Ubisoft was just now getting better and now they go back right at 2006 when they didn't even care about creativity.
Don't overreact guys, although a couple of self contained stories might get scrapped this isn't a big deal.
Assasin's Creed is very clever as a franchise for designing a narrative which allows the series to go into any historical setting giving the series a huge lifespan, however from what I have seen the individual games stand by themselves and the main stories are self contained. Now take something like Zelda or GTA, although there are certain franchise trademarks which will alwaly exist each entry can focus on completely different individuals with very different settings. It's not Ubisofts fault that the cost of making blockbuster videogames has become barely sustainable.
I like that, as they think both about how to make a game great and how to keep its soul alive.
I think it is a policy that suits them and it allows for higher quality games as sequels would be "cheaper" (in a way) to develop and less risky to publish, making an otherwise normal selling game a bit more profitable in the long run.
They've got some great games and franchises in their library already
Because we need more games where we walk 10 metres then cutscene, walk another 10 metres and cutscene, run up a building with a cutscene, more talky cutscenes, loading... loading... freeze horn crash
Most AC games are really just expansions of the previous installment. In many ways, Watch Dogs feels like a continuation of that formula. I think it's a good business model because you know what to expect and get value out of each game. GRAW was kind of a step back, though.
", but it appears ZombiU will not be getting turned into a franchise - at least not on Wii U - as Ubisoft CEO Yves Guillemot revealed the game was "not profitable" and therefore a sequel will not be coming."
Come on, can you please fact check.. the guy who originally wrote this story you are mentioning never had an exact quote from the CEO of Ubisoft that ZombiU was unprofitable, he just claimed that without anything to back up his story to get get hits to his article... it was hyperbole and sensationalism strictly to get hits.
Please don't feed into this nonsense... Unless you think ZombiU really cost more than 10 million to make?? Craziness.
@Luffymcduck There is no proof the CEO of Ubisoft said it wasn't profitable... the guy who wrote the original story never provided an exact quote.
Why do we let gaming journalist get away with this crap?
http://www.gamesindustry.biz/articles/2013-07-08-does-nintendo-stand-a-chance-this-holiday
read the whole article.. the author CLAIMS Yves SAID ZombiU wasn't profitable but provided no such quote, anywhere in the article... This author came to the conclusion about some other quote that had NOTHING to do with ZombiU in particular.
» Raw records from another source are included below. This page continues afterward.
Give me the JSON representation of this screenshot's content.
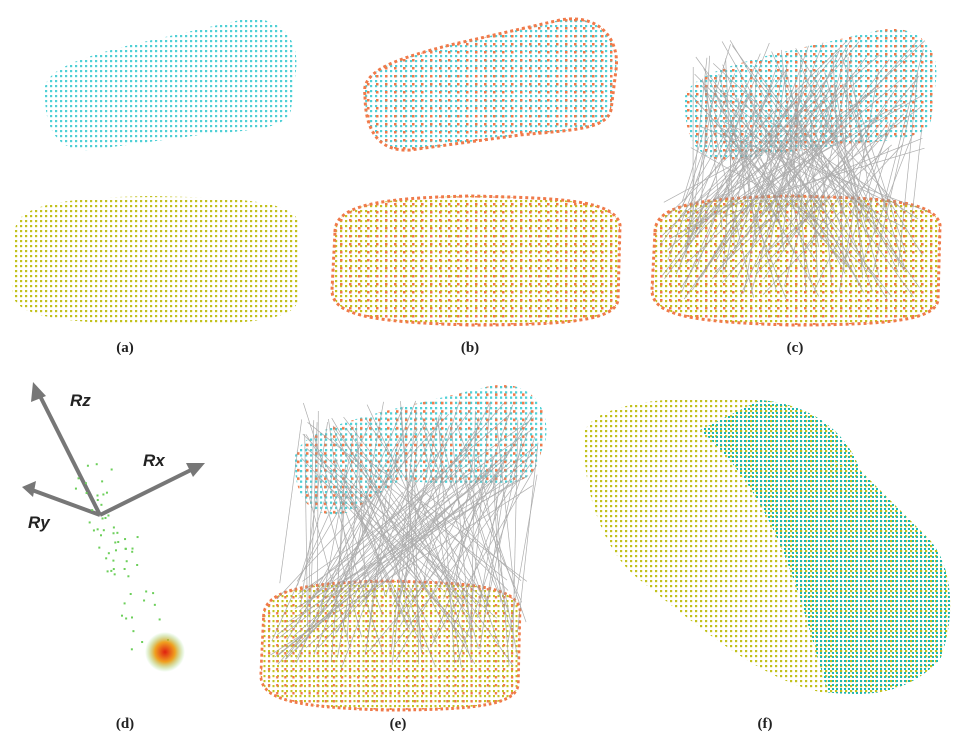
{
  "panels": [
    {
      "label": "(a)"
    },
    {
      "label": "(b)"
    },
    {
      "label": "(c)"
    },
    {
      "label": "(d)"
    },
    {
      "label": "(e)"
    },
    {
      "label": "(f)"
    }
  ],
  "axes": {
    "rz": "Rz",
    "rx": "Rx",
    "ry": "Ry"
  }
}
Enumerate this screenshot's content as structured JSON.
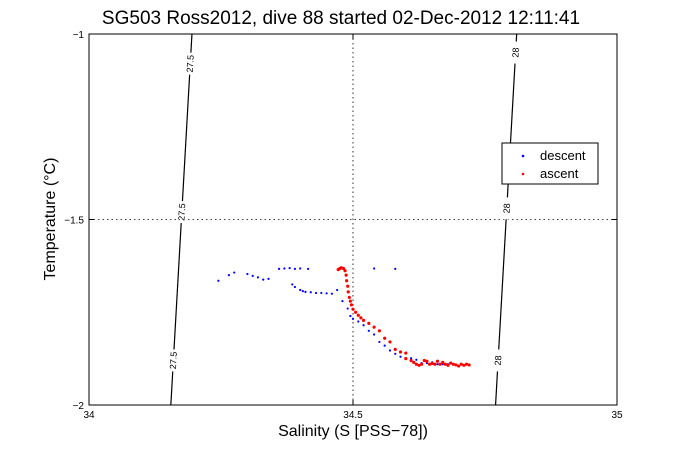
{
  "chart_data": {
    "type": "scatter",
    "title": "SG503 Ross2012, dive 88 started 02-Dec-2012 12:11:41",
    "xlabel": "Salinity (S [PSS−78])",
    "ylabel": "Temperature (°C)",
    "xlim": [
      34,
      35
    ],
    "ylim": [
      -2,
      -1
    ],
    "xticks": [
      34,
      34.5,
      35
    ],
    "xtick_labels": [
      "34",
      "34.5",
      "35"
    ],
    "yticks": [
      -2,
      -1.5,
      -1
    ],
    "ytick_labels": [
      "−2",
      "−1.5",
      "−1"
    ],
    "grid": "dotted",
    "legend_position": "right",
    "density_contours": [
      {
        "label": "27.5",
        "points": [
          [
            34.155,
            -2.0
          ],
          [
            34.195,
            -1.0
          ]
        ],
        "label_positions": [
          -1.08,
          -1.48,
          -1.88
        ]
      },
      {
        "label": "28",
        "points": [
          [
            34.77,
            -2.0
          ],
          [
            34.81,
            -1.0
          ]
        ],
        "label_positions": [
          -1.05,
          -1.47,
          -1.88
        ]
      }
    ],
    "series": [
      {
        "name": "descent",
        "color": "#0000ff",
        "points": [
          [
            34.245,
            -1.665
          ],
          [
            34.265,
            -1.65
          ],
          [
            34.275,
            -1.643
          ],
          [
            34.3,
            -1.647
          ],
          [
            34.31,
            -1.652
          ],
          [
            34.32,
            -1.656
          ],
          [
            34.33,
            -1.662
          ],
          [
            34.34,
            -1.66
          ],
          [
            34.36,
            -1.633
          ],
          [
            34.37,
            -1.632
          ],
          [
            34.38,
            -1.631
          ],
          [
            34.39,
            -1.633
          ],
          [
            34.4,
            -1.632
          ],
          [
            34.415,
            -1.633
          ],
          [
            34.54,
            -1.632
          ],
          [
            34.58,
            -1.633
          ],
          [
            34.385,
            -1.675
          ],
          [
            34.39,
            -1.682
          ],
          [
            34.4,
            -1.69
          ],
          [
            34.405,
            -1.693
          ],
          [
            34.41,
            -1.695
          ],
          [
            34.42,
            -1.696
          ],
          [
            34.43,
            -1.698
          ],
          [
            34.44,
            -1.698
          ],
          [
            34.45,
            -1.699
          ],
          [
            34.46,
            -1.7
          ],
          [
            34.47,
            -1.69
          ],
          [
            34.48,
            -1.72
          ],
          [
            34.49,
            -1.74
          ],
          [
            34.495,
            -1.76
          ],
          [
            34.5,
            -1.768
          ],
          [
            34.51,
            -1.775
          ],
          [
            34.52,
            -1.785
          ],
          [
            34.53,
            -1.8
          ],
          [
            34.54,
            -1.81
          ],
          [
            34.55,
            -1.83
          ],
          [
            34.56,
            -1.84
          ],
          [
            34.57,
            -1.853
          ],
          [
            34.58,
            -1.862
          ],
          [
            34.59,
            -1.87
          ],
          [
            34.6,
            -1.874
          ],
          [
            34.61,
            -1.874
          ],
          [
            34.62,
            -1.878
          ],
          [
            34.63,
            -1.887
          ],
          [
            34.64,
            -1.887
          ],
          [
            34.65,
            -1.885
          ],
          [
            34.66,
            -1.89
          ],
          [
            34.67,
            -1.89
          ],
          [
            34.68,
            -1.89
          ]
        ]
      },
      {
        "name": "ascent",
        "color": "#ff0000",
        "points": [
          [
            34.472,
            -1.635
          ],
          [
            34.475,
            -1.632
          ],
          [
            34.478,
            -1.63
          ],
          [
            34.482,
            -1.632
          ],
          [
            34.485,
            -1.638
          ],
          [
            34.487,
            -1.65
          ],
          [
            34.488,
            -1.665
          ],
          [
            34.49,
            -1.68
          ],
          [
            34.491,
            -1.695
          ],
          [
            34.493,
            -1.71
          ],
          [
            34.495,
            -1.72
          ],
          [
            34.497,
            -1.73
          ],
          [
            34.5,
            -1.742
          ],
          [
            34.505,
            -1.75
          ],
          [
            34.51,
            -1.758
          ],
          [
            34.515,
            -1.765
          ],
          [
            34.52,
            -1.772
          ],
          [
            34.53,
            -1.78
          ],
          [
            34.54,
            -1.79
          ],
          [
            34.55,
            -1.8
          ],
          [
            34.56,
            -1.82
          ],
          [
            34.57,
            -1.83
          ],
          [
            34.58,
            -1.85
          ],
          [
            34.59,
            -1.857
          ],
          [
            34.6,
            -1.86
          ],
          [
            34.6,
            -1.875
          ],
          [
            34.61,
            -1.88
          ],
          [
            34.615,
            -1.885
          ],
          [
            34.62,
            -1.89
          ],
          [
            34.625,
            -1.893
          ],
          [
            34.63,
            -1.89
          ],
          [
            34.635,
            -1.88
          ],
          [
            34.64,
            -1.882
          ],
          [
            34.645,
            -1.89
          ],
          [
            34.65,
            -1.888
          ],
          [
            34.655,
            -1.89
          ],
          [
            34.66,
            -1.882
          ],
          [
            34.665,
            -1.89
          ],
          [
            34.67,
            -1.885
          ],
          [
            34.675,
            -1.89
          ],
          [
            34.68,
            -1.893
          ],
          [
            34.685,
            -1.887
          ],
          [
            34.69,
            -1.89
          ],
          [
            34.695,
            -1.892
          ],
          [
            34.7,
            -1.895
          ],
          [
            34.705,
            -1.89
          ],
          [
            34.71,
            -1.893
          ],
          [
            34.715,
            -1.89
          ],
          [
            34.72,
            -1.892
          ]
        ]
      }
    ]
  }
}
They may have said sales were disappointing but that is not the same thing as "not profitable"... A game can make all the money it cost to make it back, but still be a disappointment because the profit was weak..... Please read articles instead of taking the bait from integrity challenged games journalist that are only looking for hits.
@Darknyht It is limiting. Some time soon someone will take the risk and displace them. (Nintendo are not the worst but they are not innovating right now might not ever do so again).
@element187 Yep they claim all sorts of things. (Hell I could put something on a webserver somewhere and get all the gaming websites to copy paste it and then loads of lemmings would believe it).